Come sempre e scusate se poniamo di tanto in tanto, l’accento… per ricordare di quanta storia c’è tra le pagine sabaude, ancora una volta la vecchia capitale poteva fregiarsi della nomea di essere stata la prima in Italia per aver progettato un ponte sospeso in stile americano, in maniera che si potesse attraversare il fiume PO portando i viandanti alla collina… praticamente fuori città.
La nuova struttura, sostituì il vecchio e malandato ponte in legno che attraversava il fiume, situato vicino all’Arco Monumentale permettendo l’unico collegamento dal viale del Re (oggi corso Vittorio Emanuele II), verso la ridente collina torinese.

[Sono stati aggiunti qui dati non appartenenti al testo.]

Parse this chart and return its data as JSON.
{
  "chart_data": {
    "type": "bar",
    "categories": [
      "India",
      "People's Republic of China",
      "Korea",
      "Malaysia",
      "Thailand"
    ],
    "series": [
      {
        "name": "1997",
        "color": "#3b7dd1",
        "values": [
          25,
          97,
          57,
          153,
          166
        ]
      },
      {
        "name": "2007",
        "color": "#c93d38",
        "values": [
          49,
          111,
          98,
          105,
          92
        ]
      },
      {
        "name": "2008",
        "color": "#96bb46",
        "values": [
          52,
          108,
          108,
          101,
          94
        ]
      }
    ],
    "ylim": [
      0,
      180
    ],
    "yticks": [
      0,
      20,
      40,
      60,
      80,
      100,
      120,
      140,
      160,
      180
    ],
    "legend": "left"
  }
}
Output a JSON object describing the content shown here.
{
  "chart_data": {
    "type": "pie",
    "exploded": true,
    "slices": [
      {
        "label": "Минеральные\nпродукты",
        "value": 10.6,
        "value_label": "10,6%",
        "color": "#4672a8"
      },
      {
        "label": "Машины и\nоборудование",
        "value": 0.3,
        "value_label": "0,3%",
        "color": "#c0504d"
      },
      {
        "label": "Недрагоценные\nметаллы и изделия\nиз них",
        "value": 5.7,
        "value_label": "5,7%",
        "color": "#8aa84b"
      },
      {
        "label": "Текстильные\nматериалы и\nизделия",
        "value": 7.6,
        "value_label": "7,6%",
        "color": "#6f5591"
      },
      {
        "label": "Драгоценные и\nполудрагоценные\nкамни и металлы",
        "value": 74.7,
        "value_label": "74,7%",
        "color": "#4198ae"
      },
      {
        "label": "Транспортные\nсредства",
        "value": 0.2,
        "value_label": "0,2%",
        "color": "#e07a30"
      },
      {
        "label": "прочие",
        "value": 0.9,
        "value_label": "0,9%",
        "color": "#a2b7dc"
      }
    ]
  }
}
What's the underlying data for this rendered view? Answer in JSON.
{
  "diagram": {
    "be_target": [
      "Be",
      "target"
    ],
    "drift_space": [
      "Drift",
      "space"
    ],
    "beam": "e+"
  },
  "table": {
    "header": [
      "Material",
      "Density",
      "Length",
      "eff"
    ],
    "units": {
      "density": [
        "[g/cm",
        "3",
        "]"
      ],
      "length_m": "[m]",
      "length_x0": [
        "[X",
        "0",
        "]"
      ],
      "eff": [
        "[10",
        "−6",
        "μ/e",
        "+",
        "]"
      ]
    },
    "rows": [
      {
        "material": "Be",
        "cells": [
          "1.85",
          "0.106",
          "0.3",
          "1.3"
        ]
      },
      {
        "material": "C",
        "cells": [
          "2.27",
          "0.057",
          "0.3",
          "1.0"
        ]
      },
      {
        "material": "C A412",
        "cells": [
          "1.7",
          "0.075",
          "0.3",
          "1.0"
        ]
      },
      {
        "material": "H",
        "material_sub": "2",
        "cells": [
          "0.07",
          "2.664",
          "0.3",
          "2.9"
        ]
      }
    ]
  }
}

L’incarico del progetto, fu commissionato ad un nome noto di quel tempo ingegner francese Paul Lehaitre, specializzato in costruzioni sospese all’avanguardia per quel periodo, mentre il diritto di costruzione venne affidato a Luigi Bonardet, che a sue spese potesse iniziare la costruzione del citato ponte, in cambio le diedero la possibilità di riscossione del pedaggio di attraversamento per la durata di settant’anni.
Il diritto dei pagamenti per la sua gestione era il seguente: Cinque centesimi a persona, venti per i cavalli con conducente venticinque, la stessa cifra per vettura a due ruote, la somma di duplicava se avesse quattro ruote.
La città, pensò di dare un nome a questa innovata struttura, dedicando a Maria Teresa d’Asburgo, moglie del re Carlo Alberto il ponte… ma per i popolani era semplicemente il ponte di ferro.
Purtroppo, questo piccolo sogno non arrivò a durare per la data imposta dalle esazioni,
già in precedenza i cavi di tensione a causa dell’intenso traffico, iniziarono a dare segni di cedimento, si decise di sostituirlo con l’attuale meraviglia d’imponenza ponte Umberto I (1906), lasciando un indelebile ricordo di quello che fu per i torinesi questo magnifico ponte di ferro!